24 Abril 2025
Bergoglio nunca tinha sido visto parado. E é inevitável, olhando para seu cadáver de pedra, lembrá-lo em ação, em sua plena capacidade de torção, em seu desequilíbrio.
O artigo é de Antonio Spadaro, jesuíta, publicado por La Repubblica, 24-04-2025.
A fila de fiéis flui de forma ordenada para a Basílica de São Pedro e se abre para a praça. Vista de cima, das salas de imprensa do Vaticano, a fila avança e se move animada e lentamente, sem parar. Os olhares são direcionados para um paralelepípedo de madeira. Lá está o corpo de Francisco vestido com uma casula vermelha, com uma mitra branca e as mãos cruzadas em um rosário, uma ligeiramente levantada em relação à outra.
Ele não queria viver na casa simples mas solene do Palácio Apostólico, e não queria morrer no catafalco. Estabeleceu que o funeral do Romano Pontífice deveria ser semelhante ao de um "discípulo de Cristo", e não ao de um "poderoso deste mundo".
Mas a desconstrução dos códigos de poder começou em 13 de março de 2013, quando um novo Papa surgiu da galeria de bênçãos de São Pedro, branco, todo branco, sem nada de vermelho, cor tradicionalmente imperial e expressão da imitatio imperii do bispo de Roma, da qual a Constitutum Constantini constitui a justificação e a sanção jurídica. O Papa deixa de ser o último imperador. Seu vermelho agora significa apenas a paixão de Cristo, o sangue que ele derramou e o fogo do Espírito Santo. Mistério, não poder.
E desde ontem (quarta-feira, 23 de abril) o vemos assim, em um caixão simples, apenas levantado do chão e inclinado. Se no Domingo de Páscoa o Papamóvel o levou entre os fiéis pela última vez, agora são os fiéis que atravessam a praça para lhe dar o último adeus.
Francisco nunca tinha sido visto parado antes. Francisco rígido é um oxímoro que aparece no burburinho da fila sob os olhos de quem passa e para por alguns instantes. Mas é inevitável, olhando para seu corpo de pedra, lembrar-se dele em ação, em sua plena capacidade de torção, em seu desequilíbrio.
Lembro-me que no Rio de Janeiro ele passava no papamóvel em direção a um encontro com jovens quando viu que tinha acabado de passar pelo espaço da sala de imprensa. Ele não desistiu de se arquear para a direita até perder o equilíbrio, só para cumprimentá-los ficando tenso. E quantas vezes suas mãos se estenderam para as mãos estendidas dos fiéis, muitas vezes com cuidado para não cair nas primeiras filas das cadeiras de rodas dos doentes?

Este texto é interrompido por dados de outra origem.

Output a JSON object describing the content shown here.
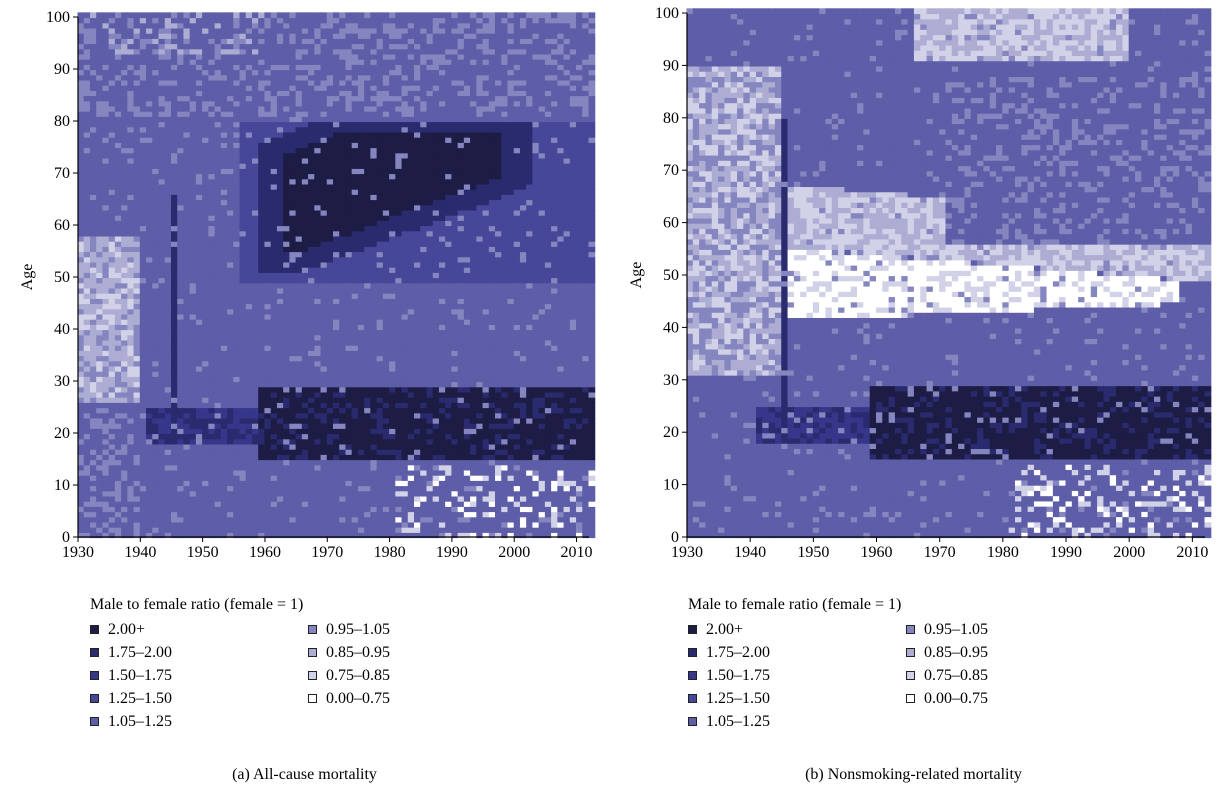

Certa vez, no Equador, o corredor era muito estreito e Francisco passou acompanhado pelas mãos dos fiéis que o tocaram dos dois lados e, por isso, o empurraram. E ele continuou destemido como um Charlie Chaplin para não evitar ser tocado.
Porque é justamente o tato o sentido que mais evoca o corpo paterno de Francisco, que as pessoas sempre gostaram de abraçar instintivamente, o contato com sua masculinidade resolvida. E o tato é o sentido que ele nunca quis abrir mão para se comunicar com os cegos, tocando seu rosto e sendo tocado.
Sua superação de limites beirava a desajeitamento, sua elegância nunca coincidia com a rigidez, seu corpo se excedia pelas dificuldades de caminhar, mas era justamente esse excesso a marca de sua postura, a laicidade de sua referência à Transcendência.
O fato de nunca ter sido negligenciado era atestado pelo leve aroma de água de colônia antiga que sempre o acompanhava. E isso tem perturbado os defensores da imagem hierática do poder, do sagrado, da distância, do passo. “Você gosta da minha nova cadeira gestacional?” ele me disse antes de entrar na plateia.
A irônica vaidade do carro que certificava uma nova fraqueza física tornou-se uma marca de proximidade, ainda mais do que sua minivan entre os sedãs. E Francisco aprendeu uma nova plasticidade, aquela do corpo imóvel, levantado pelos seus assistentes, um corpo que sabia se deixar ser pego, do qual ele não tinha controle. Ele, que não permitia que ninguém fosse seu carregador. E então, sua bengala, aquela com empunhadura curva e ponta antiderrapante, lhe deu um ritmo lento, uma caminhada semelhante a uma chama.
Agostino Paravicini Bagliani ensina que O Corpo do Papa — como afirma o título de seu ensaio — constitui um dispositivo simbólico para pensar a encenação do sagrado. Compreendemos agora, quando o corpo de Francisco assumiu uma rigidez anormal, o quanto ele viu na ternura plástica do corpo humano a mais alta representação do divino, a marca registrada de seu próprio ministério.